障害者が投票しやすい環境整備へ 大学研究チームが模擬投票で検証
障害者が選挙で投票しやすい環境を整備するための研究が、島根県立大学地域政策学部の村岡詩織講師(デザイン工学)を中心に進められている。この取り組みは、文部科学省の科学研究費助成事業に採択されたことを受け、2024年10月から本格的に始動した。
実際の投票所を模した検証実験
浜田キャンパスで今月実施された模擬投票では、障害者に配慮した様々な工夫が投票所に施され、その有用性が詳細に検証された。村岡講師は「バリアフリーと自治体の事務負担との最大公約数を見つけたい」と研究の目的を語っている。
模擬投票所では次のような具体的な配慮がなされた:
- 投票の流れを平仮名とイラストで分かりやすく説明した貼り紙
- 候補者の名前を書く向きを確認できるよう左上の角が切られた投票用紙
- 手元が他者から見えないように投票箱の投函口を囲うアクリル板
参加者からは肯定的な評価と改善提案
5日に行われた模擬投票には、浜田市選挙管理委員会から投票箱や記載台を借りて実際の投票所を再現。障害者や投票経験のない大学生ら12人が参加し、架空の自治体の市長選を想定して投票を行った。
知的障害を持つ23歳の参加者は投票後、「漢字が苦手なので平仮名で書いてあって便利だった」と評価する一方で、「いつ投票が終わったのか分からないので、終わった合図があればうれしい」と改善点も指摘した。
複数自治体での実証実験と実際の選挙への応用
村岡講師の研究チームは、浜田市のほか、東京都狛江市、北九州市の計3自治体で各2回、同様の模擬投票を実施している。これらの取り組みは既に実際の選挙でも応用され始めている。
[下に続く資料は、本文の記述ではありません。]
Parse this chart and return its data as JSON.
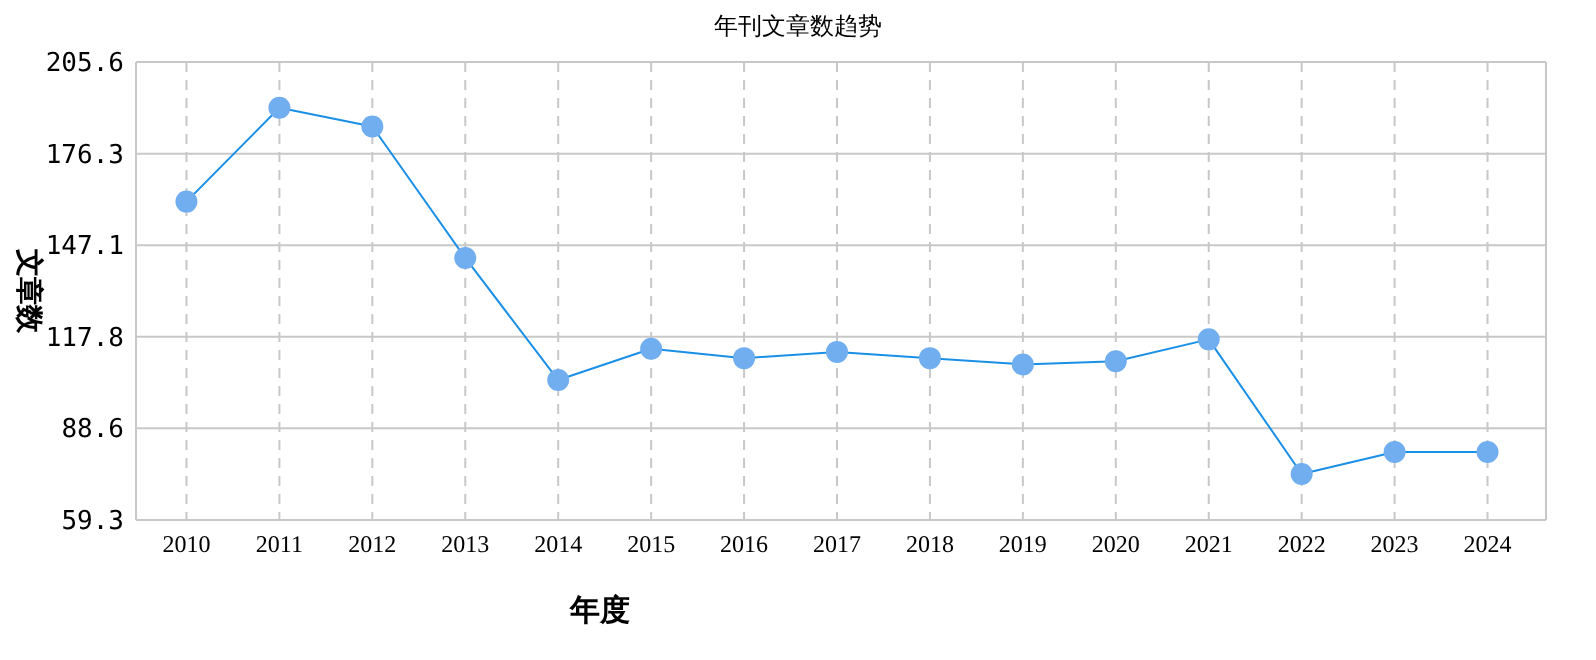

浜田市では2025年4月の模擬投票で、自分で文字を書くのが難しい場合に投票所の職員に代筆してもらう代理投票など、投票所で手伝ってほしいことが記入できる投票支援カードを使用。模擬投票を手伝った市選挙管理委員会は、同年7月の参院選から、各投票所の受付にこの投票支援カードを置くようになった。
今後の展開と社会インフラとしての投票環境整備
村岡講師は今後、自治体と障害のある有権者をつなぐため、自治体向け研修や投票の準備マニュアルの作成などに取り組む一般社団法人の設立を計画している。
「投票は社会のインフラだ。各自治体の選管によって対応が異なるので、どこに住んでいても変わりなく投票できる環境にしていきたい」と抱負を述べ、全国的に統一されたバリアフリー投票環境の実現を目指している。
この研究は、障害者の政治参加を促進するとともに、自治体の実務的な負担も考慮した現実的な解決策の模索として注目を集めている。平仮名による説明文の導入は、特に知的障害者や高齢者、外国籍住民など、多様な有権者にとって投票の障壁を低くする効果が期待されている。